Al-Hasan Al-Basri : "kalian tidak lebih dari sekumpulan hari-hari, setiap pergi satu hari, maka berarti pergi juga sebagian dari kalian" Rusdin

Rabu, 09 Februari 2011

Pemanfaatan PowerPoint dalam Media Pembelajaran

Program pelatihan komputer untuk Pendidik dan Tenaga Kependidikan Non-Formal yang diselenggarakan oleh kemeneag Denpasar yand dilaksanakan pada tanggal 5 – 15 februari 2011 angkatan I  memberikan nuansa baru pada pengetahuan kami tentang penggunaan power point.
Microsoft Power Point merupakan sebuah software yang dibuat dan dikembangkan oleh perusahaan Microsoft, dan merupakan salah satu program berbasis multi media. Didalam komputer, biasanya program ini sudah dikelompokkan dalam program Microsoft Office. Program ini dirancang khusus untuk menyampaikan presentasi, baik yang diselenggarakan oleh perusahaan, pemerintahan, pendidikan, maupun perorangan, dengan berbagai fitur menu yang mampu menjadikannya sebagai media komunikasi yang menarik.
Beberapa hal yang menjadikan media ini menarik untuk digunakan sebagai alat presentasi adalah berbagai kemampuan pengolahan teks, warna, dan gambar, serta animasi-animasi yang bisa diolah sendiri sesuai kreatifitas penggunanya.
Pada prinsipnya program ini terdiri dari beberapa unsur rupa, dan pengontolan operasionalnya.
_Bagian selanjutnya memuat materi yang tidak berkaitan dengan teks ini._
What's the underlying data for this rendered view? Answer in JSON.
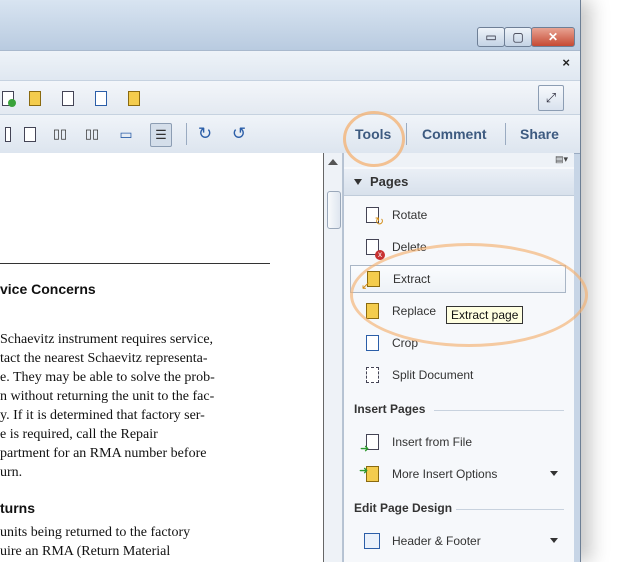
{
  "toolbar": {
    "tabs": {
      "tools": "Tools",
      "comment": "Comment",
      "share": "Share"
    },
    "menu_close": "×"
  },
  "window_controls": {
    "minimize": "▭",
    "maximize": "▢",
    "close": "✕"
  },
  "document": {
    "heading1": "vice Concerns",
    "para1": [
      "Schaevitz instrument requires service,",
      "tact the nearest Schaevitz representa-",
      "e. They may be able to solve the prob-",
      "n without returning the unit to the fac-",
      "y. If it is determined that factory ser-",
      "e is required, call the Repair",
      "partment for an RMA number before",
      "urn."
    ],
    "heading2": "turns",
    "para2": [
      "units being returned to the factory",
      "uire an RMA (Return Material"
    ]
  },
  "pane": {
    "options_icon": "▤▾",
    "section": "Pages",
    "pages_items": [
      {
        "label": "Rotate"
      },
      {
        "label": "Delete"
      },
      {
        "label": "Extract"
      },
      {
        "label": "Replace"
      },
      {
        "label": "Crop"
      },
      {
        "label": "Split Document"
      }
    ],
    "insert_title": "Insert Pages",
    "insert_items": [
      {
        "label": "Insert from File"
      },
      {
        "label": "More Insert Options"
      }
    ],
    "design_title": "Edit Page Design",
    "design_items": [
      {
        "label": "Header & Footer"
      }
    ]
  },
  "tooltip": "Extract page"
}
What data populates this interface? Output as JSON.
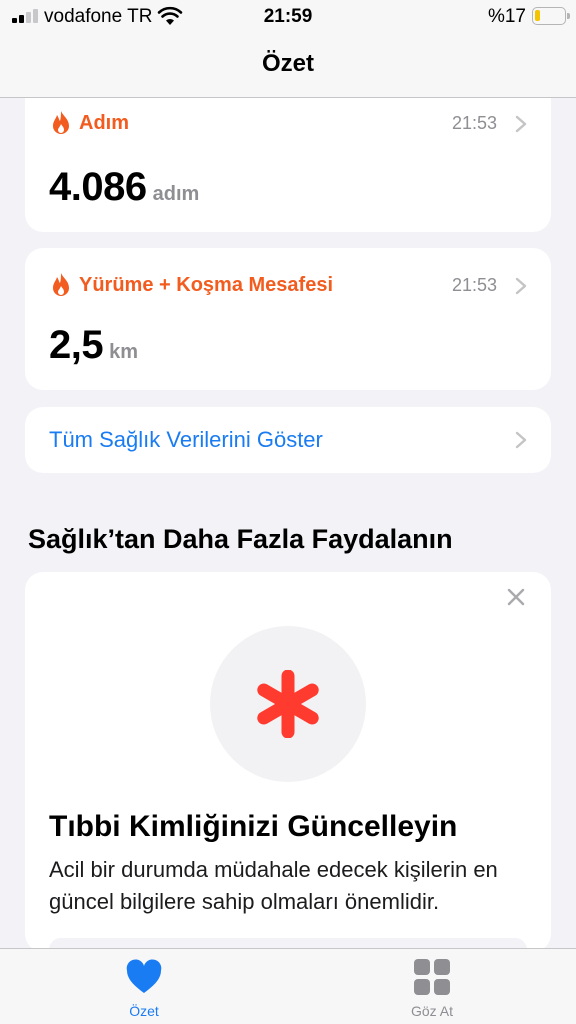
{
  "status_bar": {
    "carrier": "vodafone TR",
    "time": "21:59",
    "battery_percent": "%17",
    "battery_level": 0.17,
    "signal_bars": 2
  },
  "nav": {
    "title": "Özet"
  },
  "cards": [
    {
      "icon": "flame-icon",
      "title": "Adım",
      "time": "21:53",
      "value": "4.086",
      "unit": "adım"
    },
    {
      "icon": "flame-icon",
      "title": "Yürüme + Koşma Mesafesi",
      "time": "21:53",
      "value": "2,5",
      "unit": "km"
    }
  ],
  "all_data_link": {
    "label": "Tüm Sağlık Verilerini Göster"
  },
  "more_section": {
    "title": "Sağlık’tan Daha Fazla Faydalanın",
    "promo": {
      "icon": "medical-asterisk-icon",
      "title": "Tıbbi Kimliğinizi Güncelleyin",
      "body": "Acil bir durumda müdahale edecek kişilerin en güncel bilgilere sahip olmaları önemlidir."
    }
  },
  "tabs": [
    {
      "label": "Özet",
      "icon": "heart-icon",
      "selected": true
    },
    {
      "label": "Göz At",
      "icon": "grid-icon",
      "selected": false
    }
  ],
  "colors": {
    "accent": "#1a7cf2",
    "activity": "#f25c1f",
    "medical": "#ff3b30",
    "secondary_text": "#8e8e93"
  }
}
Unsur rupa yang dimaksud, terdiri dari slide, teks, gambar dan bidang-bidang warna yang dapat dikombinasikan dengan latar belakang yang telah tersedia. Unsur rupa tersebut dapat kita buat tanpa gerak, atau dibuat dengan gerakan tertentu sesuai keinginan kita. Seluruh tampilan dari program ini dapat kita atur sesuai keperluan, apakah akan berjalan sendiri sesuai timing yang kita inginkan, atau berjalan secara manual, yaitu dengan mengklik tombol mouse. Biasanya jika digunakan untuk penyampaian bahan ajar yang mementingkan terjadinya interaksi antara peserta didik dengan tenaga pendidik, maka kontrol operasinya menggunakan cara manual.
Penggunaan program ini pun memiliki kelebihan sebagai berikut:
a.       Penyajiannya menarik karena ada permainan warna, huruf dan animasi, baik animasi teks maupun animasi gambar atau foto.
b.      Lebih merangsang anak untuk mengetahui lebih jauh informasi tentang bahan ajar yang tersaji.
c.       Pesan informasi secara visual mudah dipahami peserta didik.
d.      Tenaga pendidik tidak perlu banyak menerangkan bahan ajar yang sedang disajikan.
e.       Dapat diperbanyak sesuai kebutuhan, dan dapat dipakai secara berulang-uang
f.       Dapat disimpan dalam bentuk data optik atau magnetik. (CD / Disket / Flashdisk), sehingga paraktis untuk di bawa ke mana-mana.
           Kegiatan yang di laksanakan di Depansar dalam pelatihan pembuatan dan pemanfaatan media pembelajaran yang lebih memfokuskan pada penggunaan power point adalah merupakan program Kemenag yang berjenjang. Kami dari beberpa peserta mulai dari NTT, NTB dan Bali yang berjumlah 30 orang adalah merupakan utusan dari masing-masing MA. Selama satu hari penuh kami menerima materi tentang cara penggunaan power point, dengan ilmu yang telah kami pelajari dapat dilaksanakan dengan baik sekembalinya kita di tempat verja masing-masing.